Our own wedding took place on a hot June day 33 years ago yesterday. We celebrated the third of a century milestone last night with a nice dinner at Hope's Dock of the Bay. Barney, Carol and the crew always put out a delectable meal; plus sitting and looking out onto the lake ain't bad either.

Before heading off for dinner, we hung around while Tony, the Craftsman fixer-upper extraordinaire, got our fleet all in good repair. A new engine for the red riding mower, which has behaved erratically of late until last week's final blow-out---that would be a rod blow-out which occurred directly after the clouds of blue smoke started billowing from the engine. When I saw the hole in the side of the engine and the piece of shrapnel that had released itself from the engine frame and kindly stayed under the hood, I was glad to be alive.

Tony also finished assembling the lawn groomer we bought about a month ago. Bill got the project started but couldn't figure out how to attach the bag that catches all the lawn garbage. Tony didn't think it was so easy either, but between the two of them, they figured it out. Finally, Tony changed the oil in the most recently purchased Craftsman riding tractor. Thanks to Tony, my lawnmowing woes should be on hold for a while.

My sisters recently purchased one of those Craftsman lawn groomers, had it assembled in-shop for a fee, brought it home, tried it out and instantly turned arrogant. Yesterday morning, while bringing back the potted plants and card tables they had borrowed for a teacher retirement party Thursday night, they inspected all lawns between the Tibbs house and the Love house, noting which ones really needed a lawn groomer. And, ours topped the list---especially with all those ground up Scotch pine comes and that windrow of grass clippings out there in front.

That will change quickly now that my own groomer is fully assembled. They won't have anything over on me in that department. Can't wait to get out there and clean up the grass---and finish that garden fence. My sisters just grinned when I pointed toward the fence; then, Laurie asked, "Is it going to stay up?" I can always count on the painful truth from my sisters.

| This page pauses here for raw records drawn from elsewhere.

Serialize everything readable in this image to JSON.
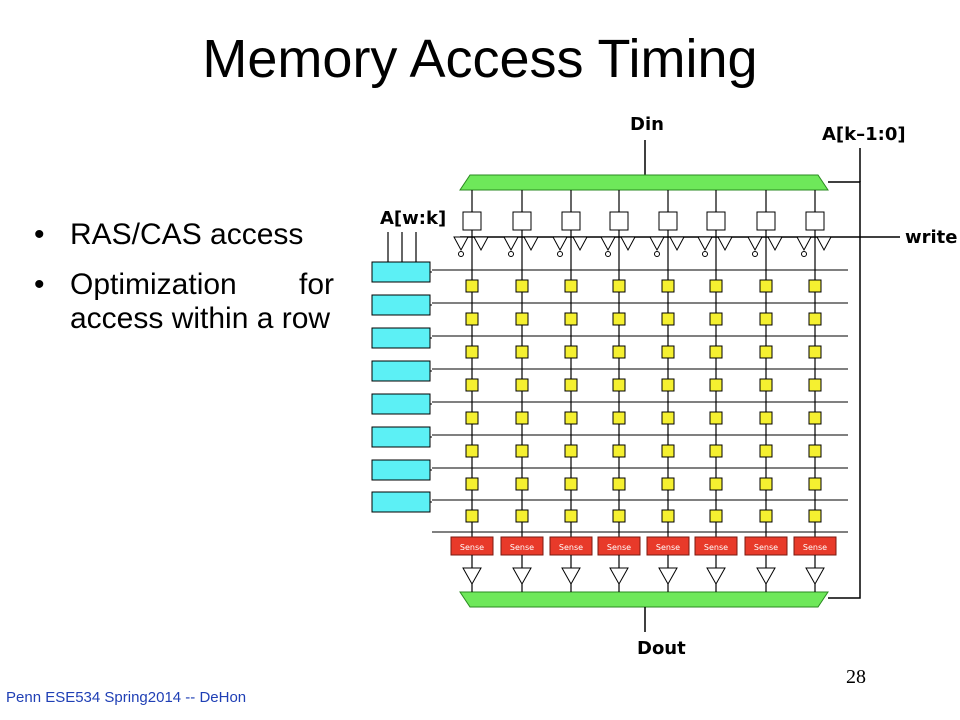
{
  "slide": {
    "title": "Memory Access Timing",
    "bullets": [
      "RAS/CAS access",
      "Optimization for access within a row"
    ],
    "footer": "Penn ESE534 Spring2014 -- DeHon",
    "page_number": "28"
  },
  "diagram": {
    "label_din": "Din",
    "label_dout": "Dout",
    "label_addr_high": "A[k–1:0]",
    "label_addr_low": "A[w:k]",
    "label_write": "write",
    "sense_label": "Sense",
    "colors": {
      "bus": "#6ee85a",
      "decoder": "#5cf0f5",
      "sense": "#e83a2a",
      "cell": "#f5f030",
      "line": "#000000"
    },
    "columns": 8,
    "rows": 8
  }
}
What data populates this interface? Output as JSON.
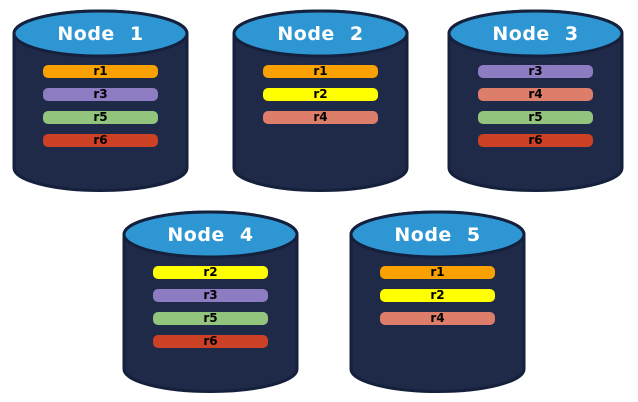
{
  "diagram": {
    "description": "Five database nodes holding replicated partitions"
  },
  "colors": {
    "background": "#ffffff",
    "cylinder_body": "#1F2A48",
    "cylinder_outline": "#15203C",
    "cylinder_top": "#2E96D3",
    "title_text": "#ffffff",
    "bar_text": "#000000"
  },
  "replica_colors": {
    "r1": "#F9A100",
    "r2": "#FFFF00",
    "r3": "#8E7CC3",
    "r4": "#DD7E6B",
    "r5": "#93C47D",
    "r6": "#CC4125"
  },
  "nodes": [
    {
      "title": "Node 1",
      "replicas": [
        "r1",
        "r3",
        "r5",
        "r6"
      ]
    },
    {
      "title": "Node 2",
      "replicas": [
        "r1",
        "r2",
        "r4"
      ]
    },
    {
      "title": "Node 3",
      "replicas": [
        "r3",
        "r4",
        "r5",
        "r6"
      ]
    },
    {
      "title": "Node 4",
      "replicas": [
        "r2",
        "r3",
        "r5",
        "r6"
      ]
    },
    {
      "title": "Node 5",
      "replicas": [
        "r1",
        "r2",
        "r4"
      ]
    }
  ]
}
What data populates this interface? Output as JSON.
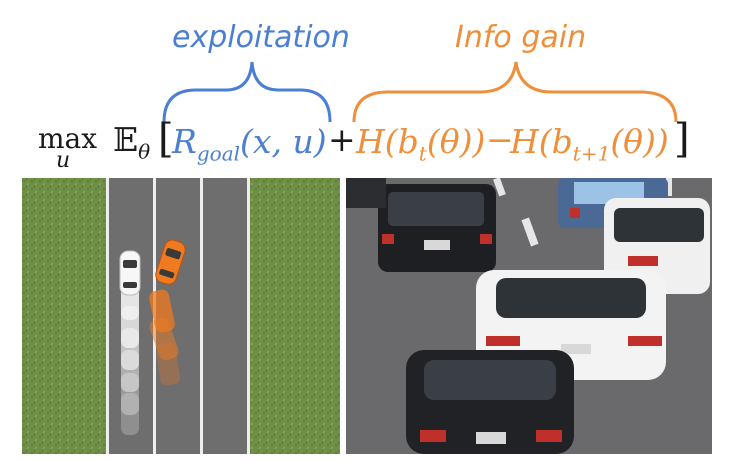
{
  "labels": {
    "exploitation": "exploitation",
    "info_gain": "Info gain"
  },
  "equation": {
    "max": "max",
    "max_sub": "u",
    "expectation": "𝔼",
    "expectation_sub": "θ",
    "open_bracket": "[",
    "reward": "R",
    "reward_sub": "goal",
    "reward_args": "(x, u)",
    "plus": "+",
    "entropy_now": "H(b",
    "entropy_now_sub": "t",
    "entropy_now_arg": "(θ))",
    "minus": "−",
    "entropy_next": "H(b",
    "entropy_next_sub": "t+1",
    "entropy_next_arg": "(θ))",
    "close_bracket": "]"
  },
  "colors": {
    "exploitation": "#4a7fd4",
    "info_gain": "#ee8f3c",
    "text": "#1a1a1a",
    "grass": "#6f8f47",
    "road": "#6e6e6e",
    "lane_line": "#eeeeee",
    "white_car": "#f2f2f2",
    "orange_car": "#f07a20"
  },
  "images": {
    "left_icon": "simulated-road-icon",
    "right_icon": "real-traffic-photo-icon"
  }
}
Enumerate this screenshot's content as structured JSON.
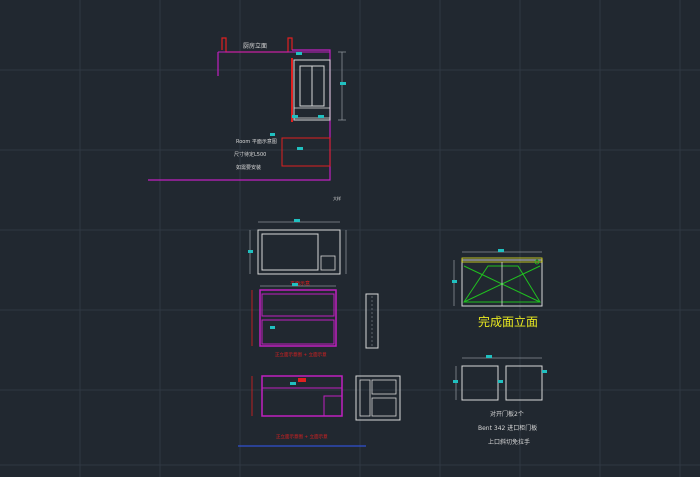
{
  "colors": {
    "background": "#212830",
    "grid": "#2f3842",
    "magenta": "#c020c0",
    "red": "#e02020",
    "white": "#d8d8d8",
    "green": "#20c020",
    "cyan": "#20c0c0",
    "yellow": "#e8e820",
    "gray": "#8a8f96",
    "blue": "#3050d0"
  },
  "labels": {
    "top_room_label": "厨房立面",
    "room_note_line1": "Room 平面示意图",
    "room_note_line2": "尺寸待定L500",
    "room_note_line3": "如需要安装",
    "center_small": "大样",
    "plan_caption": "平面示意",
    "front_caption": "正立面示意图 + 立面示意",
    "bottom_caption": "正立面示意图 + 立面示意",
    "elevation_title": "完成面立面",
    "door_note_line1": "对开门板2个",
    "door_note_line2": "Bent 342 进口柜门板",
    "door_note_line3": "上口斜切免拉手"
  }
}
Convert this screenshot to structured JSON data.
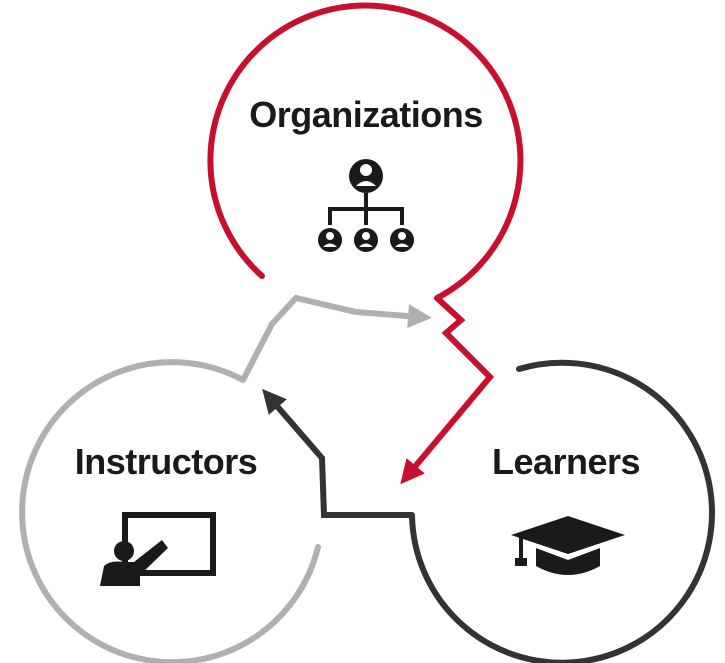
{
  "nodes": {
    "organizations": {
      "label": "Organizations",
      "icon": "org-chart-icon",
      "color": "#c8102e"
    },
    "instructors": {
      "label": "Instructors",
      "icon": "presenter-board-icon",
      "color": "#b0b0b0"
    },
    "learners": {
      "label": "Learners",
      "icon": "graduation-cap-icon",
      "color": "#333333"
    }
  },
  "flows": [
    {
      "from": "Organizations",
      "to": "Learners",
      "color": "#c8102e"
    },
    {
      "from": "Learners",
      "to": "Instructors",
      "color": "#333333"
    },
    {
      "from": "Instructors",
      "to": "Organizations",
      "color": "#b0b0b0"
    }
  ]
}
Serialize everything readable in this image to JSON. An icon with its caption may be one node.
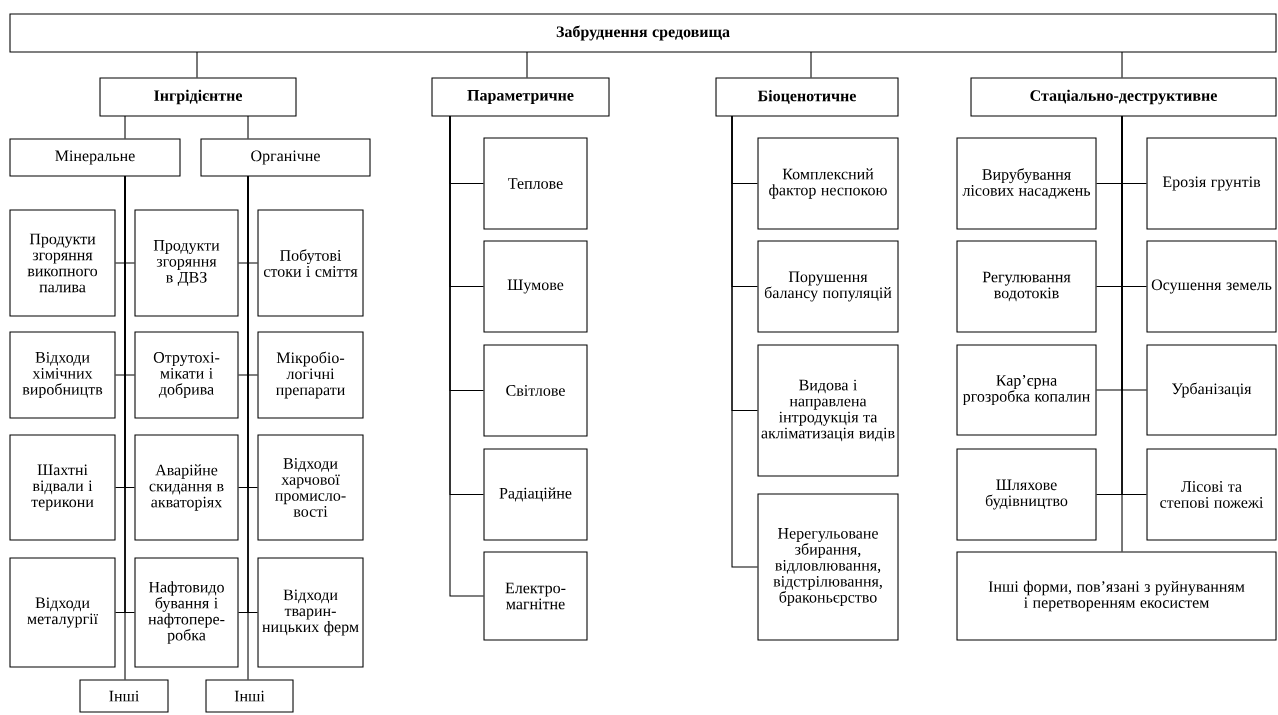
{
  "diagram": {
    "nodes": [
      {
        "text": [
          "Забруднення средовища"
        ]
      },
      {
        "text": [
          "Інгрідієнтне"
        ]
      },
      {
        "text": [
          "Параметричне"
        ]
      },
      {
        "text": [
          "Біоценотичне"
        ]
      },
      {
        "text": [
          "Стаціально-деструктивне"
        ]
      },
      {
        "text": [
          "Мінеральне"
        ]
      },
      {
        "text": [
          "Органічне"
        ]
      },
      {
        "text": [
          "Продукти згоряння викопного палива"
        ]
      },
      {
        "text": [
          "Продукти згоряння в ДВЗ"
        ]
      },
      {
        "text": [
          "Побутові стоки і сміття"
        ]
      },
      {
        "text": [
          "Відходи хімічних виробництв"
        ]
      },
      {
        "text": [
          "Отрутохі- мікати і добрива"
        ]
      },
      {
        "text": [
          "Мікробіо- логічні препарати"
        ]
      },
      {
        "text": [
          "Шахтні відвали і терикони"
        ]
      },
      {
        "text": [
          "Аварійне скидання в акваторіях"
        ]
      },
      {
        "text": [
          "Відходи харчової промисло- вості"
        ]
      },
      {
        "text": [
          "Відходи металургії"
        ]
      },
      {
        "text": [
          "Нафтовидо бування і нафтопере- робка"
        ]
      },
      {
        "text": [
          "Відходи тварин- ницьких ферм"
        ]
      },
      {
        "text": [
          "Інші"
        ]
      },
      {
        "text": [
          "Інші"
        ]
      },
      {
        "text": [
          "Теплове"
        ]
      },
      {
        "text": [
          "Шумове"
        ]
      },
      {
        "text": [
          "Світлове"
        ]
      },
      {
        "text": [
          "Радіаційне"
        ]
      },
      {
        "text": [
          "Електро- магнітне"
        ]
      },
      {
        "text": [
          "Комплексний фактор неспокою"
        ]
      },
      {
        "text": [
          "Порушення балансу популяцій"
        ]
      },
      {
        "text": [
          "Видова і направлена інтродукція та акліматизація видів"
        ]
      },
      {
        "text": [
          "Нерегульоване збирання, відловлювання, відстрілювання, браконьєрство"
        ]
      },
      {
        "text": [
          "Вирубування лісових насаджень"
        ]
      },
      {
        "text": [
          "Ерозія грунтів"
        ]
      },
      {
        "text": [
          "Регулювання водотоків"
        ]
      },
      {
        "text": [
          "Осушення земель"
        ]
      },
      {
        "text": [
          "Кар’єрна ргозробка копалин"
        ]
      },
      {
        "text": [
          "Урбанізація"
        ]
      },
      {
        "text": [
          "Шляхове будівництво"
        ]
      },
      {
        "text": [
          "Лісові та степові пожежі"
        ]
      },
      {
        "text": [
          "Інші форми, пов’язані з руйнуванням і перетворенням екосистем"
        ]
      }
    ],
    "edges": [
      {
        "from": 0,
        "to": 1,
        "arrow": "none"
      },
      {
        "from": 0,
        "to": 2,
        "arrow": "none"
      },
      {
        "from": 0,
        "to": 3,
        "arrow": "none"
      },
      {
        "from": 0,
        "to": 4,
        "arrow": "none"
      },
      {
        "from": 1,
        "to": 5,
        "arrow": "none"
      },
      {
        "from": 1,
        "to": 6,
        "arrow": "none"
      },
      {
        "from": 5,
        "to": 7,
        "arrow": "none"
      },
      {
        "from": 5,
        "to": 8,
        "arrow": "none"
      },
      {
        "from": 5,
        "to": 10,
        "arrow": "none"
      },
      {
        "from": 5,
        "to": 11,
        "arrow": "none"
      },
      {
        "from": 5,
        "to": 13,
        "arrow": "none"
      },
      {
        "from": 5,
        "to": 14,
        "arrow": "none"
      },
      {
        "from": 5,
        "to": 16,
        "arrow": "none"
      },
      {
        "from": 5,
        "to": 17,
        "arrow": "none"
      },
      {
        "from": 5,
        "to": 19,
        "arrow": "none"
      },
      {
        "from": 6,
        "to": 8,
        "arrow": "none"
      },
      {
        "from": 6,
        "to": 9,
        "arrow": "none"
      },
      {
        "from": 6,
        "to": 11,
        "arrow": "none"
      },
      {
        "from": 6,
        "to": 12,
        "arrow": "none"
      },
      {
        "from": 6,
        "to": 14,
        "arrow": "none"
      },
      {
        "from": 6,
        "to": 15,
        "arrow": "none"
      },
      {
        "from": 6,
        "to": 17,
        "arrow": "none"
      },
      {
        "from": 6,
        "to": 18,
        "arrow": "none"
      },
      {
        "from": 6,
        "to": 20,
        "arrow": "none"
      },
      {
        "from": 2,
        "to": 21,
        "arrow": "none"
      },
      {
        "from": 2,
        "to": 22,
        "arrow": "none"
      },
      {
        "from": 2,
        "to": 23,
        "arrow": "none"
      },
      {
        "from": 2,
        "to": 24,
        "arrow": "none"
      },
      {
        "from": 2,
        "to": 25,
        "arrow": "none"
      },
      {
        "from": 3,
        "to": 26,
        "arrow": "none"
      },
      {
        "from": 3,
        "to": 27,
        "arrow": "none"
      },
      {
        "from": 3,
        "to": 28,
        "arrow": "none"
      },
      {
        "from": 3,
        "to": 29,
        "arrow": "none"
      },
      {
        "from": 4,
        "to": 30,
        "arrow": "none"
      },
      {
        "from": 4,
        "to": 31,
        "arrow": "none"
      },
      {
        "from": 4,
        "to": 32,
        "arrow": "none"
      },
      {
        "from": 4,
        "to": 33,
        "arrow": "none"
      },
      {
        "from": 4,
        "to": 34,
        "arrow": "none"
      },
      {
        "from": 4,
        "to": 35,
        "arrow": "none"
      },
      {
        "from": 4,
        "to": 36,
        "arrow": "none"
      },
      {
        "from": 4,
        "to": 37,
        "arrow": "none"
      },
      {
        "from": 4,
        "to": 38,
        "arrow": "none"
      }
    ]
  }
}
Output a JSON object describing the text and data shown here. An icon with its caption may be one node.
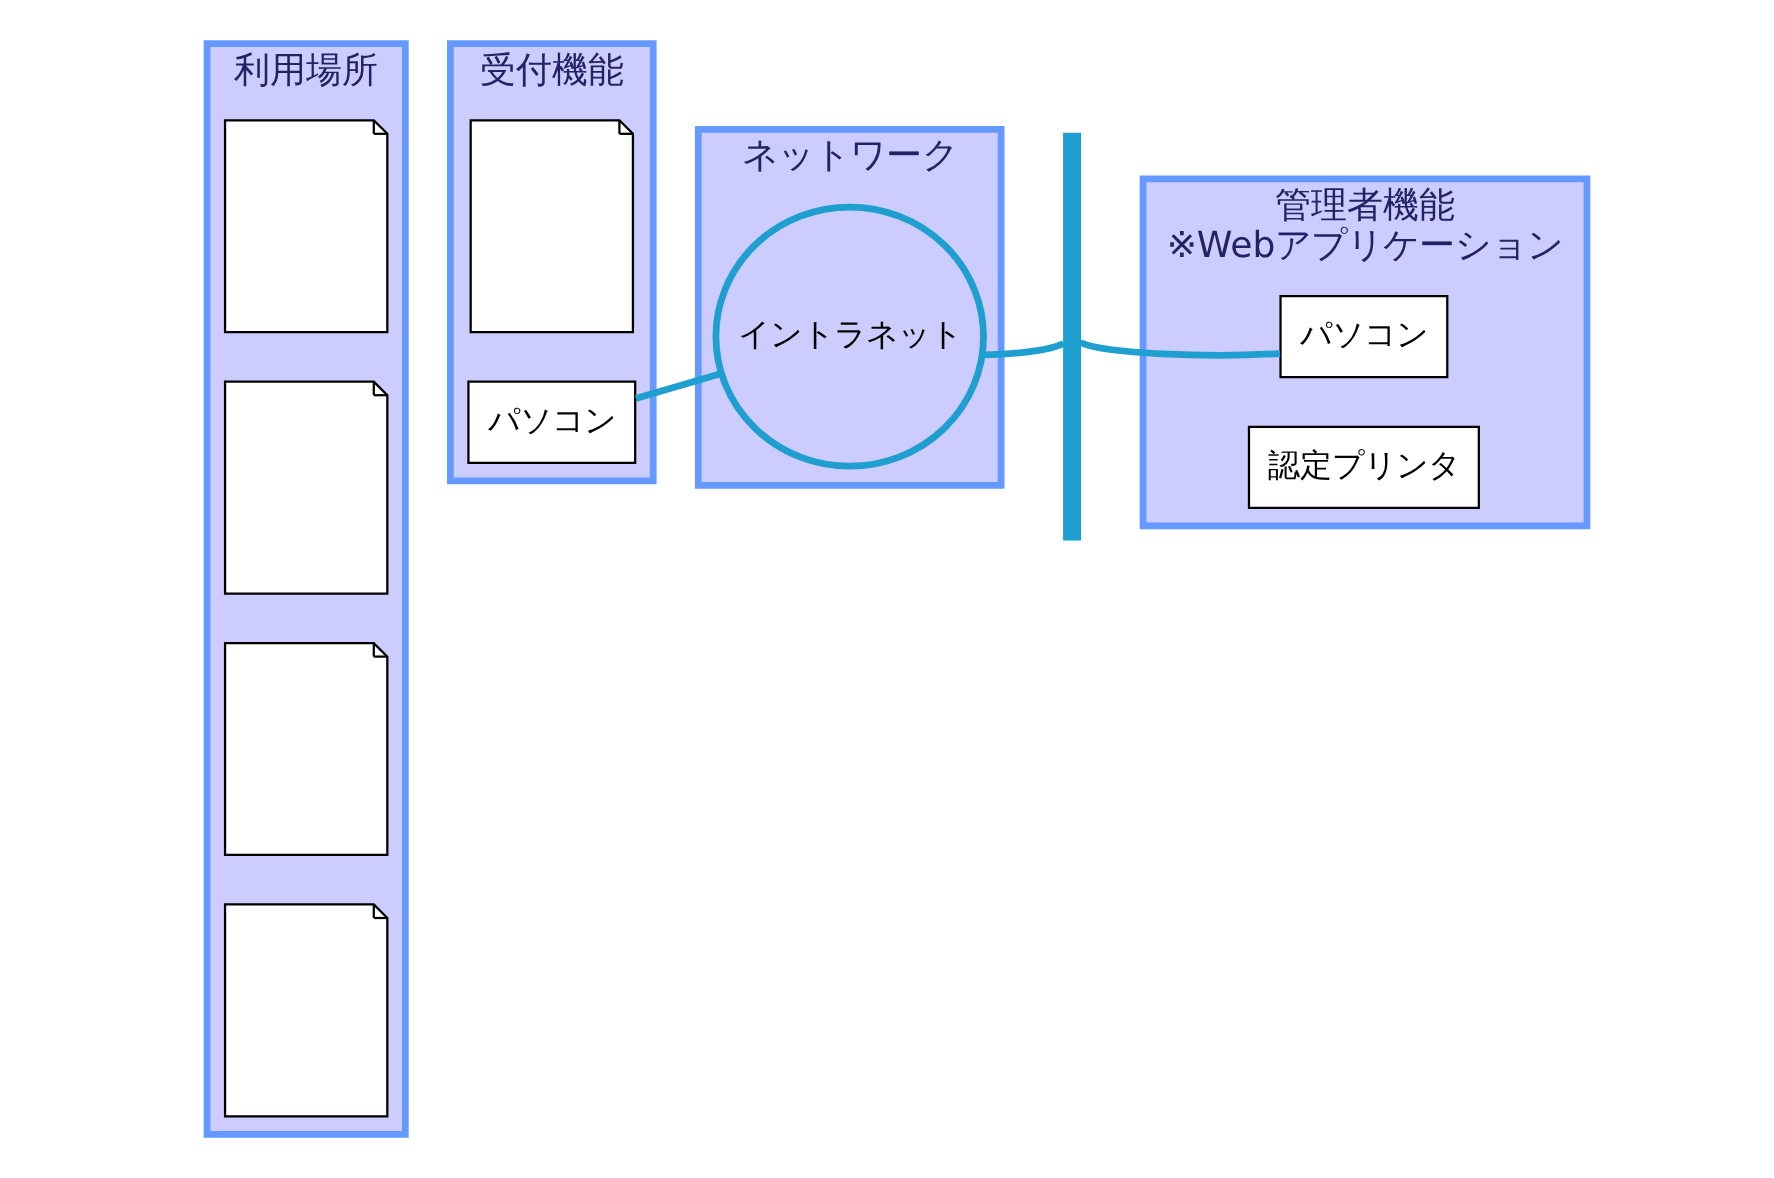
{
  "diagram": {
    "nodes": [
      {
        "text": [
          "利用場所"
        ]
      },
      {
        "text": [],
        "shape": "picture",
        "in": 0
      },
      {
        "text": [],
        "shape": "picture",
        "in": 0
      },
      {
        "text": [],
        "shape": "picture",
        "in": 0
      },
      {
        "text": [],
        "shape": "picture",
        "in": 0
      },
      {
        "text": [
          "受付機能"
        ]
      },
      {
        "text": [],
        "shape": "picture",
        "in": 5
      },
      {
        "text": [
          "パソコン"
        ],
        "in": 5
      },
      {
        "text": [
          "ネットワーク"
        ]
      },
      {
        "text": [
          "イントラネット"
        ],
        "in": 8
      },
      {
        "text": [],
        "shape": "bar"
      },
      {
        "text": [
          "管理者機能",
          "※Webアプリケーション"
        ]
      },
      {
        "text": [
          "パソコン"
        ],
        "in": 11
      },
      {
        "text": [
          "認定プリンタ"
        ],
        "in": 11
      }
    ],
    "edges": [
      {
        "from": 7,
        "to": 9,
        "arrow": "none"
      },
      {
        "from": 9,
        "to": 10,
        "arrow": "none"
      },
      {
        "from": 10,
        "to": 12,
        "arrow": "none"
      }
    ]
  }
}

The strawberries are starting to come on, and the deer don't really care---but the robins do. I've got netting, and the robins aren't happy. They keep congregating over there by the patch, and whenever they see me coming, they feign worm digging, as if I didn't know they're mad cuz they can't get at those berries.

They do have more promising potential with the cherry tree. I've gotten up on a ladder a few times, with a big long piece of plastic pipe and have managed to cover about two thirds of the cherry tree with three different parcels of netting. Is there an easy way to put netting on a tree without ripping half the cherries off the limbs? I think not, but will welcome all suggestions short of renting a hydraulic lift.

Well, with all that equipment begging for use, with that garden fence begging completion and with that fruit begging for human vigilance, I'd better get out of here and get some stuff done before those wedding bells start ringing over there in Samuels.

Have a great Saturday.

1 comment:

Word Tosser said...

M. when doing the fence..run a broom handle down thru the loops... then pull the broom handle. easier on the fingers and the fence comes evenly.

Maybe you better send off for one of those net cannons they show on National Geo. channel...lol for the trees.